Le fondateur et président de HYBE, Bang Si-Hyuk, figure majeure de l’industrie K-Pop derrière des groupes comme BTS, traverse actuellement l’une des crises les plus graves de sa carrière. Les autorités sud-coréennes ont récemment franchi une nouvelle étape dans leur enquête en sollicitant un mandat d’arrêt à son encontre.

Une enquête de longue haleine
L’affaire remonte à plusieurs années et se concentre sur l’introduction en bourse de HYBE en 2020. Selon les enquêteurs, Bang Si-Hyuk est soupçonné d’avoir induit en erreur des investisseurs dès 2019, en leur laissant entendre que l’entreprise ne prévoyait pas d’entrée en bourse imminente.
Ces investisseurs auraient alors vendu leurs actions à une entité liée à un fonds d’investissement privé, soupçonné d’être proche de l’entourage du dirigeant. Une fois HYBE introduite en bourse, ce fonds aurait revendu ses parts avec une forte plus-value, générant près de 200 milliards de wons (soit plus de 130 millions d’euros) de gains.
Les autorités estiment que Bang Si-Hyuk aurait bénéficié d’un accord préalable lui garantissant une part importante de ces profits, ce qui constituerait une violation des lois sur les marchés financiers.
La police demande un mandat d’arrêt
Après des mois d’investigation, la police métropolitaine de Séoul a officiellement demandé un mandat d’arrêt contre le dirigeant, évoquant des soupçons de « trading frauduleux » et de pratiques déloyales.
Cette décision marque une escalade majeure dans l’affaire, alors que l’enquête, entamée en 2025, touche désormais à sa phase finale. Bang Si-Hyuk a déjà été interrogé à plusieurs reprises et fait également l’objet d’une interdiction de quitter le territoire sud-coréen depuis plusieurs mois.
Une défense qui conteste les accusations
De son côté, Bang Si-Hyuk nie toute malversation. Son entourage affirme qu’il a coopéré avec les autorités tout au long de l’enquête et critique la décision de demander un mandat d’arrêt malgré cette coopération.
Aucune condamnation n’a été prononcée à ce stade, et la délivrance du mandat dépendra désormais de la décision de la justice sud-coréenne.
Un impact potentiel majeur sur HYBE et la K-Pop
Cette affaire intervient dans un contexte stratégique pour HYBE, alors que BTS reprend ses activités après le service militaire de ses membres et relance une tournée internationale, événement majeur de la scène K-Pop. D’autres artistes du conglomérat en sont également à un tournant important de leur carrière ; quand SEVENTEEN reconduit son contrat pour la seconde fois, LE SSERAFIM enchaîne les hits et TWS continue de cartonner en Corée du Sud, par exemple.
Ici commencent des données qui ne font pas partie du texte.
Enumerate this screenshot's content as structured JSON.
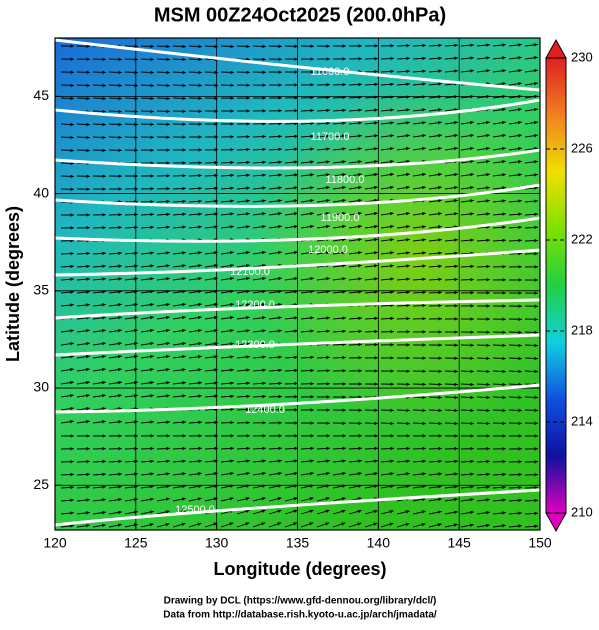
{
  "chart_data": {
    "type": "map",
    "title": "MSM 00Z24Oct2025 (200.0hPa)",
    "x_label": "Longitude (degrees)",
    "y_label": "Latitude  (degrees)",
    "xlim": [
      120,
      150
    ],
    "xticks": [
      120,
      125,
      130,
      135,
      140,
      145,
      150
    ],
    "ylim": [
      22.7,
      48
    ],
    "yticks": [
      25,
      30,
      35,
      40,
      45
    ],
    "grid": true,
    "contours": [
      {
        "value": 11600,
        "label": "11600.0"
      },
      {
        "value": 11700,
        "label": "11700.0"
      },
      {
        "value": 11800,
        "label": "11800.0"
      },
      {
        "value": 11900,
        "label": "11900.0"
      },
      {
        "value": 12000,
        "label": "12000.0"
      },
      {
        "value": 12100,
        "label": "12100.0"
      },
      {
        "value": 12200,
        "label": "12200.0"
      },
      {
        "value": 12300,
        "label": "12300.0"
      },
      {
        "value": 12400,
        "label": "12400.0"
      },
      {
        "value": 12500,
        "label": "12500.0"
      }
    ],
    "colorbar": {
      "lim": [
        210,
        230
      ],
      "ticks": [
        210,
        214,
        218,
        222,
        226,
        230
      ],
      "colors": [
        "#e000c0",
        "#1010a0",
        "#1050e0",
        "#10d0e0",
        "#20d040",
        "#80e000",
        "#f0e000",
        "#f08020",
        "#e02020"
      ]
    },
    "credits": [
      "Drawing by DCL (https://www.gfd-dennou.org/library/dcl/)",
      "Data from http://database.rish.kyoto-u.ac.jp/arch/jmadata/"
    ]
  }
}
Au-delà du cas personnel de Bang Si-Hyuk, les enjeux sont considérables, car l’image de marque de HYBE, à mesure des scandales et déboires médiatiques, est aujourd’hui frandement fragilisée. Une position très inconfortable pour le leader mondial actuel de la K-Pop. En interne, des inquiétudes se font ressentir du côté des investisseurs, un fait déjà visibles au niveau des fluctuations boursières, ce qui pourrait mener à de sérieux remaniements dans la gouvernance du groupe HYBE.
Si le mandat d’arrêt demandé par la police est validé, l’affaire pourrait devenir l’un des plus grands scandales financiers de l’histoire récente du divertissement sud-coréen.
Une décision attendue
La justice doit désormais trancher sur la demande de mandat d’arrêt. Cette décision sera déterminante pour l’avenir de Bang Si-Hyuk, mais aussi pour celui de HYBE et de toute l’industrie K-Pop, dont il est l’un des architectes majeurs. Affaire à suivre.